Each of these different levels of unreality have their own narratives and character arcs. They overlap each other, vying for importance. It’s clear Anderson is playing with the ’50s Actor’s Studio-style living theatre stuff. We have a Thornton Wilder or Tennessee Williams playwright and an Elia Kazan-inspired director. Willem Dafoe plays the analog to a Lee Strasberg-esque acting teacher. These feel less like their own full movie and more like snapshots of the era to give you an understanding of and commentary on the “play” at the center. The way Anderson weaves these stories and characters and layers of reality together constantly reminds you, none of this is real.

And this is why I think, days later, I’m still thinking so much about Asteroid City. I keep thinking this movie will put off people with just how not-real the story at the center is. But that’s entirely the point. Narrative cinema is not real life. It’s fiction. The people in the story are actors. Why should we accept Scarlett Johansson playing Natasha Romanoff but get annoyed that she’s playing a character playing a character in this?

Scarlett Johansson stares out a motel window at the camera in Asteroid City.
Focus Features

The movie constantly keeps us at arm’s length. It almost dares us to connect with the characters within the play Asteroid City as if they were just people in Asteroid City, even when outlandish things happen. Yet I still did care about the conversations they had, the hopes and dreams and fears. In spite of everything Anderson threw at me to make me not connect, I still did.
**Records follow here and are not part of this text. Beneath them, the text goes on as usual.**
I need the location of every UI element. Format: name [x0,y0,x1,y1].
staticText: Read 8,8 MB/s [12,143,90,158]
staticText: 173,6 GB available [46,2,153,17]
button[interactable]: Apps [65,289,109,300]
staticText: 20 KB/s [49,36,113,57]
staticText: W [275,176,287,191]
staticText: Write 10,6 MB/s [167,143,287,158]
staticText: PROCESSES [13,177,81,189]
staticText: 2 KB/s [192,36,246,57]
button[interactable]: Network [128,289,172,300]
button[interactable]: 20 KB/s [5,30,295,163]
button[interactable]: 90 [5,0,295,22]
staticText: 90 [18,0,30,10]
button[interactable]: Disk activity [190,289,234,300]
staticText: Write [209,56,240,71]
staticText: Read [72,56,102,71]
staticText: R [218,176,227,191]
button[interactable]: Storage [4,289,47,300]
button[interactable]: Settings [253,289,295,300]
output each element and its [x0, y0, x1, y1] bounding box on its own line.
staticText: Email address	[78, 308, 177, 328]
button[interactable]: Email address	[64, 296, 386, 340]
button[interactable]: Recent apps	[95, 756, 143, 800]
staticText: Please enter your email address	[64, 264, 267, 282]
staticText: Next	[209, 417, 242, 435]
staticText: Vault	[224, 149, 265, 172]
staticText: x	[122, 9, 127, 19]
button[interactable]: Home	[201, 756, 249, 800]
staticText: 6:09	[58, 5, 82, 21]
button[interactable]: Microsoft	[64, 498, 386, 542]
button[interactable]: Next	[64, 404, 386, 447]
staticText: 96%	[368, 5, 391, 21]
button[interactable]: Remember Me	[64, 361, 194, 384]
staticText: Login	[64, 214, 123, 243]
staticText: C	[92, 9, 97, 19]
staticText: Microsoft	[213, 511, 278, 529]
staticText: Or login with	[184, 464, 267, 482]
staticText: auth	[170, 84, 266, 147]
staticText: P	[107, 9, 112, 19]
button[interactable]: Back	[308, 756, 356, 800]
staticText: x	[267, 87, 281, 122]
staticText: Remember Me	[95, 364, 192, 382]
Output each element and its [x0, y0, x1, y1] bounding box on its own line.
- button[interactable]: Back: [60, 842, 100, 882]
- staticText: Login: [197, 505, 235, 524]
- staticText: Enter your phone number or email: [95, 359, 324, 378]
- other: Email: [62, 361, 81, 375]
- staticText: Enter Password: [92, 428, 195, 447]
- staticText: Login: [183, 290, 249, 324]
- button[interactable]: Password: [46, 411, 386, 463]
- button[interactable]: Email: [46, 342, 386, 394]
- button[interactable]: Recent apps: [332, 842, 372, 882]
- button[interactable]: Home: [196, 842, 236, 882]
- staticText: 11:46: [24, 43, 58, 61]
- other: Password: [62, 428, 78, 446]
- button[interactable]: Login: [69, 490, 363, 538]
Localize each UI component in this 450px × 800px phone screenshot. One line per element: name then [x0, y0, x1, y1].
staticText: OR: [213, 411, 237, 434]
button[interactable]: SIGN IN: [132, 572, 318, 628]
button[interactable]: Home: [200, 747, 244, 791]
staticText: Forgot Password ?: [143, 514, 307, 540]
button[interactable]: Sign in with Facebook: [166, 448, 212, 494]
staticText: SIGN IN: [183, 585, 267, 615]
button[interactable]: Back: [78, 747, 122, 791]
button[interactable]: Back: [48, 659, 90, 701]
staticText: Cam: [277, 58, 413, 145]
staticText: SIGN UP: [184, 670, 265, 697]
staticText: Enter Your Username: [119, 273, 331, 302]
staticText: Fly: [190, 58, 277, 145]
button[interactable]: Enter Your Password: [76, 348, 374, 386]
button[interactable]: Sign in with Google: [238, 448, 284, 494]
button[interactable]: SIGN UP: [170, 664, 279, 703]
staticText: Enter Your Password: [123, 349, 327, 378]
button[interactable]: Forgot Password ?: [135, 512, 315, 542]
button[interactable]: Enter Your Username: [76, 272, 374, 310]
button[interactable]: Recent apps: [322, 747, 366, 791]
So, will Asteroid City work for you? I guess it depends how much you get on board with Anderson’s schtick of late. This seems a natural progression in his live-action work. It’s not just a fake-looking movie with weird characters; it’s a fake-looking movie with weird characters about a fake-looking movie with weird characters. Some people will find it insufferable, some will find it fascinating, others might get something more. But at the very least, you owe it to yourself to see how he peels this particular onion.